If this were some ordinary time, a McCain "snub" of David Letterman might be of some interest and comedic value.

If this were some ordinary time, a televised presidential debate might be a harmless and entertaining diversion.

But clearly this is no ordinary time.

Shame on McCain for giving in to the clamor.

More importantly, shame on us for acting like David Letterman and presidential debates have any substantive importance. Sure, modern TV debates are consequential because they shape perception--and perception is reality--but nothing is ever actually revealed in one of these spectacles. Surely, no one expects either candidate to seriously address substantive issues in a format designed to create soundbites and retain the attention of a serially inattentive nation. Surely, we will discover nothing new about Senators Obama and McCain tonight that any reasonably informed voter did not already know.

But the show must go on.

McCain backed down because his opponents across the aisle and in the media would have likely spun his refusal as cowardice and/or a cynical ploy--but so what? If you truly are genuine about saving the country at any personal price, what does it matter what the dream merchants say about you?

The REAL ISSUE. This economic precipice is a defining moment in American history. We are not treating this crossroads with the seriousness it deserves. Rather, we continue to react to the potentially crippling financial crisis as if it is just one more installment of a melodrama in which the fate of the characters bear no relation to our real lives. Will the Wall Street fat cats bilk the people once again? Will Bernanke and Paulson talk Congress into a deal? Will the House Republicans outsmart the Democrats? "Turn it up, dear, this is getting good." Or, more likely, "what else is on?"

Tune in next week to see if the USA survives.

25/09: Next Move

Category: Politics
Posted by: A Waco Farmer
Quick Thought:

Team McCain should suggest that the VP debate be moved to Friday. This flies in the face of the media template that Sarah Palin must be protected. Let everybody know that Sarah is ready for prime time. Bring on Joe and the pr0bama press volcano.

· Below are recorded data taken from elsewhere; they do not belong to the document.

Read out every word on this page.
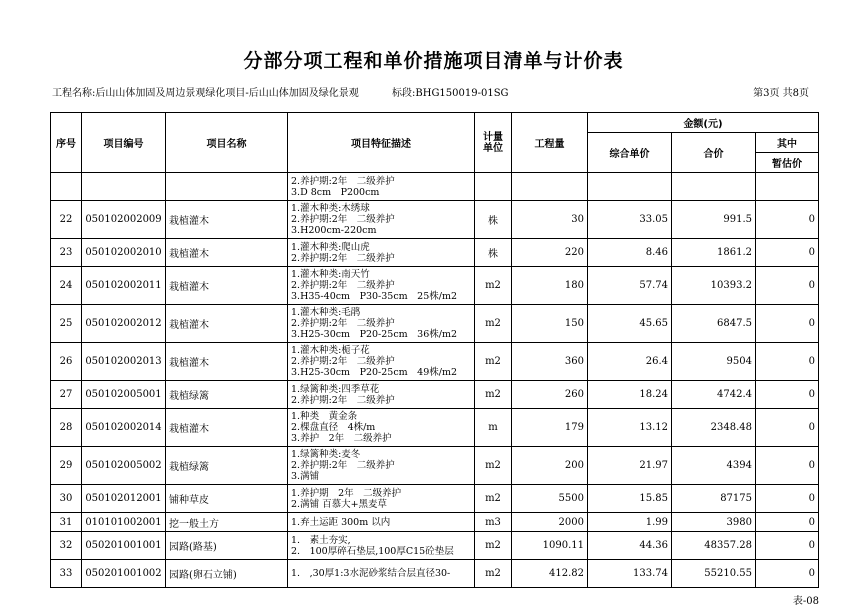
分部分项工程和单价措施项目清单与计价表
工程名称:后山山体加固及周边景观绿化项目-后山山体加固及绿化景观	标段:BHG150019-01SG	第3页 共8页
序号	项目编号	项目名称	项目特征描述	计量单位	工程量	金额(元)		
						综合单价	合价	其中
								暂估价

			2.养护期:2年　二级养护
3.D 8cm　P200cm					

22	050102002009	栽植灌木	1.灌木种类:木绣球
2.养护期:2年　二级养护
3.H200cm-220cm	株	30	33.05	991.5	0
23	050102002010	栽植灌木	1.灌木种类:爬山虎
2.养护期:2年　二级养护	株	220	8.46	1861.2	0
24	050102002011	栽植灌木	1.灌木种类:南天竹
2.养护期:2年　二级养护
3.H35-40cm　P30-35cm　25株/m2	m2	180	57.74	10393.2	0
25	050102002012	栽植灌木	1.灌木种类:毛鹃
2.养护期:2年　二级养护
3.H25-30cm　P20-25cm　36株/m2	m2	150	45.65	6847.5	0
26	050102002013	栽植灌木	1.灌木种类:栀子花
2.养护期:2年　二级养护
3.H25-30cm　P20-25cm　49株/m2	m2	360	26.4	9504	0
27	050102005001	栽植绿篱	1.绿篱种类:四季草花
2.养护期:2年　二级养护	m2	260	18.24	4742.4	0
28	050102002014	栽植灌木	1.种类　黄金条
2.棵盘直径　4株/m
3.养护　2年　二级养护	m	179	13.12	2348.48	0
29	050102005002	栽植绿篱	1.绿篱种类:麦冬
2.养护期:2年　二级养护
3.满铺	m2	200	21.97	4394	0
30	050102012001	铺种草皮	1.养护期　2年　二级养护
2.满铺 百慕大+黑麦草	m2	5500	15.85	87175	0
31	010101002001	挖一般土方	1.弃土运距 300m 以内	m3	2000	1.99	3980	0
32	050201001001	园路(路基)	1.　素土夯实,
2.　100厚碎石垫层,100厚C15砼垫层	m2	1090.11	44.36	48357.28	0
33	050201001002	园路(卵石立铺)	1.　,30厚1:3水泥砂浆结合层直径30-	m2	412.82	133.74	55210.55	0
表-08
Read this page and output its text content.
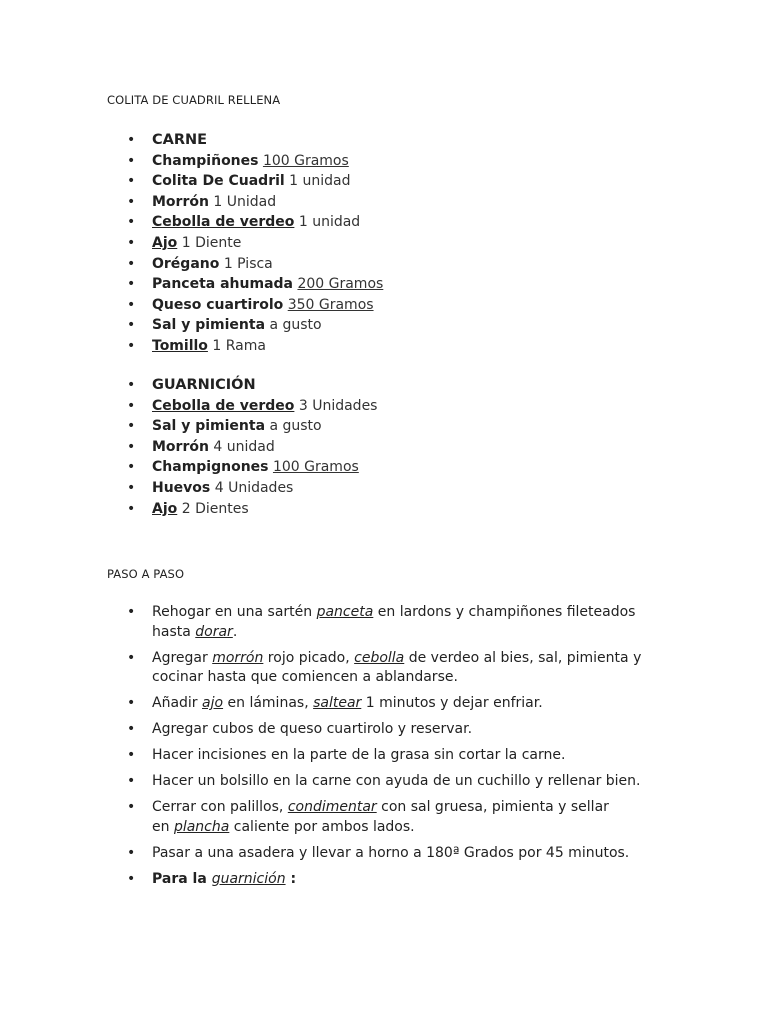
COLITA DE CUADRIL RELLENA
• CARNE
• Champiñones 100 Gramos
• Colita De Cuadril 1 unidad
• Morrón 1 Unidad
• Cebolla de verdeo 1 unidad
• Ajo 1 Diente
• Orégano 1 Pisca
• Panceta ahumada 200 Gramos
• Queso cuartirolo 350 Gramos
• Sal y pimienta a gusto
• Tomillo 1 Rama
• GUARNICIÓN
• Cebolla de verdeo 3 Unidades
• Sal y pimienta a gusto
• Morrón 4 unidad
• Champignones 100 Gramos
• Huevos 4 Unidades
• Ajo 2 Dientes
PASO A PASO
• Rehogar en una sartén panceta en lardons y champiñones fileteados
hasta dorar.
• Agregar morrón rojo picado, cebolla de verdeo al bies, sal, pimienta y
cocinar hasta que comiencen a ablandarse.
• Añadir ajo en láminas, saltear 1 minutos y dejar enfriar.
• Agregar cubos de queso cuartirolo y reservar.
• Hacer incisiones en la parte de la grasa sin cortar la carne.
• Hacer un bolsillo en la carne con ayuda de un cuchillo y rellenar bien.
• Cerrar con palillos, condimentar con sal gruesa, pimienta y sellar
en plancha caliente por ambos lados.
• Pasar a una asadera y llevar a horno a 180ª Grados por 45 minutos.
• Para la guarnición :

The VP debate will be a circus. Let the crowds watch the spectacle while the business of government is done in executive session over the weekend.

Plan B:
if Obama insists on showing up on Friday, send Sarah Palin to debate him (while McCain stays "suspended" and engaged in important matters of state).
Category: Politics
Posted by: A Waco Farmer
George Will says it here. I have been thinking it for weeks:

John McCain's best argument for why we should elect him president in 2008 is divided government.

That is, if McCain does not win, prepare yourself for a tsunami of liberal legislation that will make the New Deal and the Great Society look like a day at the beach.

If you believe that government governs best when it governs least, you will want to vote for the contrarian McCain and hope for vetoes.